The process of the demarcation of Indian lands – for the Guarani, Xavante and Kaingang tribes – began in the west of São Paulo in 1880. Although the first two groups were ‘integrated’, at the price of being culturally decimated, the Kaingang tribe resisted invasion of their lands. The confrontation reached its height in 1905 when the construction of the railroad began. The Indians resisted for a long time, forming what at the time was called the ‘Kaingang wall’. The situation was only brought under control in 1911 after the government had virtually annihilated the group, and with the intervention of the Indian Protection Service (SPI). The man at the head of this institution was Cândido Mariano Rondon, a military officer who, among other activities, constructed telegraph lines between Mato Grosso and Goiás. The federal government was worried about the isolation and vulnerability of the borders. Cândido Mariano Rondon was responsible for incorporating the Amazon region into the country, not only through telegraph lines running from the central west to the south of Brazil, but also by mapping the area and venturing into unknown territory to make contact for the first time with the Indians.
Demarcation policies for Indian lands varied according to region. Some regions were considered new – like Amazonia, rediscovered because of the demand for rubber. Other regions had been colonized long before. By the time the Republic was founded, the situation of the indigenous peoples was no longer linked to labour. It had become a matter of landownership.

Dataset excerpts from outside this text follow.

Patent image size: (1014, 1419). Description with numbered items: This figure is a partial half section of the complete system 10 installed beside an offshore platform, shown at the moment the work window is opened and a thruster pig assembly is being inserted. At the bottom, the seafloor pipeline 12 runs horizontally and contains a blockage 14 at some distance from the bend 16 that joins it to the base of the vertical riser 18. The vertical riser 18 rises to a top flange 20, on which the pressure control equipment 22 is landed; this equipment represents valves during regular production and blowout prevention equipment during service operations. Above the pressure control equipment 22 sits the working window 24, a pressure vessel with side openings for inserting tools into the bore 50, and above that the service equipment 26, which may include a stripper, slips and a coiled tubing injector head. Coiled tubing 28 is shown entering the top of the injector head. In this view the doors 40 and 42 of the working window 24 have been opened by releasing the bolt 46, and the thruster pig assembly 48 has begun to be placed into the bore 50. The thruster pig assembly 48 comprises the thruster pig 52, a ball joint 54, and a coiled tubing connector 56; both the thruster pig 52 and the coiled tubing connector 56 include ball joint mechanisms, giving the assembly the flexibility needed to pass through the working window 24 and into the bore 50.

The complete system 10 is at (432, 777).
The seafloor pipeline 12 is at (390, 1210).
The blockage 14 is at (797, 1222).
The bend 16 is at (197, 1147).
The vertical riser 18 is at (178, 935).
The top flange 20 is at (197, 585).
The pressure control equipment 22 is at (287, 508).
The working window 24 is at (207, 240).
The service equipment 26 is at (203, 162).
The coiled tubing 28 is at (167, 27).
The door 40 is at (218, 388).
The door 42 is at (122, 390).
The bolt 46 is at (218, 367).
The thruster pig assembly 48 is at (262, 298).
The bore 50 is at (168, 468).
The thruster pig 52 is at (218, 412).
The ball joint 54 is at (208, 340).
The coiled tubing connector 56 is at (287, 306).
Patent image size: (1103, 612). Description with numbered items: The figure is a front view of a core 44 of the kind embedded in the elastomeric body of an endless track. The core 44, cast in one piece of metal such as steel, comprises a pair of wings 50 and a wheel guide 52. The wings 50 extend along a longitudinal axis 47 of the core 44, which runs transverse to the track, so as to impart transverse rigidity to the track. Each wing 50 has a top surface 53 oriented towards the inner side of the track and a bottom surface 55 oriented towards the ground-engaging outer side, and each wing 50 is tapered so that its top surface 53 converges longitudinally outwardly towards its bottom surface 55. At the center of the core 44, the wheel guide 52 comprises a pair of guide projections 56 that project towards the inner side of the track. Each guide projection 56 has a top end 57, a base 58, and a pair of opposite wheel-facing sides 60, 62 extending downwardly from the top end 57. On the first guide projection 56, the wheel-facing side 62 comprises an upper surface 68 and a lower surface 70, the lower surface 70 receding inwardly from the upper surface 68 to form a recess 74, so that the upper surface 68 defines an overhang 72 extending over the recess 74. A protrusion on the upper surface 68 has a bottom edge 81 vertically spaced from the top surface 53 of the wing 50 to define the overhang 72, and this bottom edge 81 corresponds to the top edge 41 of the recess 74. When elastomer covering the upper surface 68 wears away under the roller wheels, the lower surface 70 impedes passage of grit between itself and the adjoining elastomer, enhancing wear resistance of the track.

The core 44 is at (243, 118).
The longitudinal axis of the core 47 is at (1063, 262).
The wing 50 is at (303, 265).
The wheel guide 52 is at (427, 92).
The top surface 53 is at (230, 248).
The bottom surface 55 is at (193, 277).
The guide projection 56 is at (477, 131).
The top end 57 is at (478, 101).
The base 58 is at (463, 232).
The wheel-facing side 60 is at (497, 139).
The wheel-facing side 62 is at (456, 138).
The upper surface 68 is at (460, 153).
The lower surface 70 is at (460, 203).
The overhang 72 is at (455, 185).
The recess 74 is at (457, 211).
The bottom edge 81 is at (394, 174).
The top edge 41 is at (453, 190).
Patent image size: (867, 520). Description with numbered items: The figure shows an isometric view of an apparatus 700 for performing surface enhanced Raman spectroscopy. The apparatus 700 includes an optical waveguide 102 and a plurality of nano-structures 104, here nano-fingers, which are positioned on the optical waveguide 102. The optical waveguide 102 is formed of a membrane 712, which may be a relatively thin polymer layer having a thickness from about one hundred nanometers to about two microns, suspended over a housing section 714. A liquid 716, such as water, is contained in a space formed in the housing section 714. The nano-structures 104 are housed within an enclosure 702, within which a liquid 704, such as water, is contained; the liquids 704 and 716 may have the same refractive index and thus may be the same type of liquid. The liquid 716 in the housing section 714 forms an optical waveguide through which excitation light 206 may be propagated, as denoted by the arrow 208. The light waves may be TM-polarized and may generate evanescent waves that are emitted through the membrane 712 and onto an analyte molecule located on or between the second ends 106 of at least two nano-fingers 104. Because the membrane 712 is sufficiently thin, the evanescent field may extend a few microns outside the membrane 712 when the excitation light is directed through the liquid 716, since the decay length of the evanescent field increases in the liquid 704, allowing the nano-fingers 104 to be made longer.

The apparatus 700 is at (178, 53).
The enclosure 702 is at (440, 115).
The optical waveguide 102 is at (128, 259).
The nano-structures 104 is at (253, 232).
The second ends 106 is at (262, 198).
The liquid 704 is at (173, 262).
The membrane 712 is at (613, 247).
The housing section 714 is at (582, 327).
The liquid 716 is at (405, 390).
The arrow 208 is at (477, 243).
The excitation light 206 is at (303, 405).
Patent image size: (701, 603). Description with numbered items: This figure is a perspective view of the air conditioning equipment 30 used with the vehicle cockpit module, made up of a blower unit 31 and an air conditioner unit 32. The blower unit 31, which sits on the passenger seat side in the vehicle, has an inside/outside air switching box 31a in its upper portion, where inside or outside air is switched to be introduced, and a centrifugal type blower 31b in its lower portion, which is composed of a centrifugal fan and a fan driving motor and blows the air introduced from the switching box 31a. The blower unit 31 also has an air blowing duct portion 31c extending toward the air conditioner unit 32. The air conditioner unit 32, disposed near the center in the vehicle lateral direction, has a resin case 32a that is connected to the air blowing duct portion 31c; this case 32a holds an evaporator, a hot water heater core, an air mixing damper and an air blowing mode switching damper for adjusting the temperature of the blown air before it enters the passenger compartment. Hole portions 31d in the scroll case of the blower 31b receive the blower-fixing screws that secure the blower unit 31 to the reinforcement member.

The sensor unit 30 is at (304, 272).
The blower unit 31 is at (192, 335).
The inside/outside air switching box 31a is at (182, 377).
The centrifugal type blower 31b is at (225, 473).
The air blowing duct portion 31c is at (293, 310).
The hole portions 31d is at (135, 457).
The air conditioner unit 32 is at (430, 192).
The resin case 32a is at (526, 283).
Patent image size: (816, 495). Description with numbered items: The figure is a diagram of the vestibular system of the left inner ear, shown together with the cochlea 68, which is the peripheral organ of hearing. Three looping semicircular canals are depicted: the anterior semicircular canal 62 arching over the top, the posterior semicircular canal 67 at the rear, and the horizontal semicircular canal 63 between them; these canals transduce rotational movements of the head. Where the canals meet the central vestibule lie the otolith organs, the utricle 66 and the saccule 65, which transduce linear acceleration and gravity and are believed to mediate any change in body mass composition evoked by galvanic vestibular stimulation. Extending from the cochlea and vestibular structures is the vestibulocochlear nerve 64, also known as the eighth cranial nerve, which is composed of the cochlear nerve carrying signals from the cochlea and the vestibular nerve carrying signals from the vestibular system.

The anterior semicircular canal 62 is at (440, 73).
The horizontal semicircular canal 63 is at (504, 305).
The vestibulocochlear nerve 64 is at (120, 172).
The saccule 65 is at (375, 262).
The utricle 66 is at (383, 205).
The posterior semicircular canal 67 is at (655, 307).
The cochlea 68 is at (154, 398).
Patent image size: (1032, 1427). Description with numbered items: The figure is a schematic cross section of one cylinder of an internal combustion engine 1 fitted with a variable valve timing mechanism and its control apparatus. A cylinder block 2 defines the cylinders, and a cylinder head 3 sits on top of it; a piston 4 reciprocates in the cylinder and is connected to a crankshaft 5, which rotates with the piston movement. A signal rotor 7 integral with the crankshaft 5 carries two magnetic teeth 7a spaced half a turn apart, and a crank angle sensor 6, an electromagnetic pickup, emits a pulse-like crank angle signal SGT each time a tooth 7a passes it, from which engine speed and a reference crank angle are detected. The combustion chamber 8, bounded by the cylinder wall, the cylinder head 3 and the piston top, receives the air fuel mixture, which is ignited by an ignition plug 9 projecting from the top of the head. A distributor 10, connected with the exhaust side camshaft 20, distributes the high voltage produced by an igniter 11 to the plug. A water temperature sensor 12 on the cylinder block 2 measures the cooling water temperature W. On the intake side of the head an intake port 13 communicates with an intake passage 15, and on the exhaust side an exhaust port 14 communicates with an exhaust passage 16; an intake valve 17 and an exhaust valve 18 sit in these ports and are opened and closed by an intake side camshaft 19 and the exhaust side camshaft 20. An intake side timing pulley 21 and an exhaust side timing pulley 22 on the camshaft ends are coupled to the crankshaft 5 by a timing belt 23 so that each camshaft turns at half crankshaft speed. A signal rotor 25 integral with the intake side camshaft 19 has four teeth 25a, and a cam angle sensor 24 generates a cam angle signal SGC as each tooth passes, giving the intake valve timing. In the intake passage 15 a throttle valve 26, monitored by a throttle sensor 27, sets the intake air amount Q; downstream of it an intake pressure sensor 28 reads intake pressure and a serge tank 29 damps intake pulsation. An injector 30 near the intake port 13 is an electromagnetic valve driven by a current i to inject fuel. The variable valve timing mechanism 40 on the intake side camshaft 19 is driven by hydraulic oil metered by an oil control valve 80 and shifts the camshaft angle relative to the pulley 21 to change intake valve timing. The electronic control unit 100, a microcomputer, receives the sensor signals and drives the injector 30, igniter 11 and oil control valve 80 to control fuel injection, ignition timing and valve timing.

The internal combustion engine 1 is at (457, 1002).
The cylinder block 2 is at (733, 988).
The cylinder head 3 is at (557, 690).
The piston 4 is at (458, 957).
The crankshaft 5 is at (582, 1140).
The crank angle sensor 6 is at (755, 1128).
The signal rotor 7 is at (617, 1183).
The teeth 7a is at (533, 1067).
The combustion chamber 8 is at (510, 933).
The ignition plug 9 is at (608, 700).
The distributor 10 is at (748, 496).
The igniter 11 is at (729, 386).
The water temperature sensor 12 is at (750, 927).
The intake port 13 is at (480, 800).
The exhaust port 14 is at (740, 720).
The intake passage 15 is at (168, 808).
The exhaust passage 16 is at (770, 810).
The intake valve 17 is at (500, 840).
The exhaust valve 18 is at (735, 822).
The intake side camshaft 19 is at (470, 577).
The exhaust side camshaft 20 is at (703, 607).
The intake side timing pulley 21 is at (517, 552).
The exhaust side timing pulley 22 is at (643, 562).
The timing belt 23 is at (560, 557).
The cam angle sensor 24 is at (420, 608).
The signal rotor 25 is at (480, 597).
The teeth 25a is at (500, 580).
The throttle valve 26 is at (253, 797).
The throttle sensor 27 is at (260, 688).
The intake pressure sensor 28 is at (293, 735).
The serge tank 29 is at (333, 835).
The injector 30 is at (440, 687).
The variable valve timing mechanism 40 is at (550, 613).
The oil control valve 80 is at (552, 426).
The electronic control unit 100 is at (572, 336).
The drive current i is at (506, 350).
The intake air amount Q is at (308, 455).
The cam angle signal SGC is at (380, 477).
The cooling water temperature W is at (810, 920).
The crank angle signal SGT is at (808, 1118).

In regions settled during the colonial period, the order was to secure village borders, whereas in the newly claimed territories and along the waterways, despite the us
e of Indian labour, the objective was to conquer new land. The government’s justification was concern with the ‘settlers’ safety’. These policies per se were not new, but they had never been implemented with the explicit collusion of the government. The instructions were clear: either exterminate the ‘savage’ Indians, or ‘civilize them and incorporate them into society’.81 Despite the provisions of the republican constitution, it was to take a long time before a practical policy of protection and inclusion would be put in place.
CRISIS IN THE LAND OF FAVOURS
During the First World War a series of events had a considerable impact on the country. The first of these was the economic crisis caused by the reduction of agricultural exports due to constant droughts and fluctuations in the price of coffee. The second was the arrival of more immigrants – a rapidly increasing number following the war – and the consequent growth of the cities. The combination of these factors led to the emergence of a powerful new group of liberal, urban professionals. Furthermore, the process of ‘import substitution’, implemented during the war years, resulted in an increased number of small shops and industries run by minor retailers, artisans and industrialists.